Hi,

On 08/09/2010 06:31 PM, Bruce Momjian wrote:
Let me be more concrete.  Suppose you are using threads, and you want to
increase your shared memory from 20MB to 30MB.  How do you do that?

There's absolutely no need to pre-allocate 20 MB in advance in a threaded environment. You just allocate memory in small chunks. For a threaded-model, that memory is shared by default, so the total amount of shared memory can grow and shrink very easily. (And even makes usused memory available to other processes, not just other threads).

If
you want it contiguous, you have to use realloc, which might move the
pointer.  If you allocate another 10MB chunk, you then have shared
memory fragments, which is the same as adding another shared memory
segment.

Okay, I think I now understand the requirement of continuity you mentioned earlier already. I agree that with the current approach, we cannot simply use such a dynamic allocator to solve all of our problems.

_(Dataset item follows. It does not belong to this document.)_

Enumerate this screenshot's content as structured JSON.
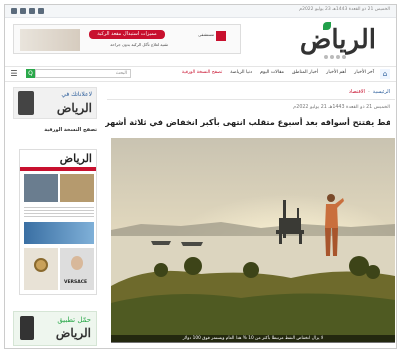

Every subsystem would need to be converted to something that allocates shared memory in smaller chunks for such a dynamic allocator to be of any use. Robert already pointed out that this may be troublesome for shared_buffers, which is by far the largest consumer of shared memory. I didn't look into this, yet. And I'd like to hear more about the feasibility of that approach for other subsystems.

Another issue to be discussed would be the limits of sharing free memory between subsystems. Maybe we even reach the conclusion that we absolutely *want* fixed maximum sizes for every single subsystem so as to be able to guarantee a certain amount of multi-xact or SLRU entries at any point in time (otherwise one memory hungry subsystem could possibly eat it all up with another subsystem getting the OOM error when trying to allocate for its very first entry).

Thanks for bringing this discussion to live again.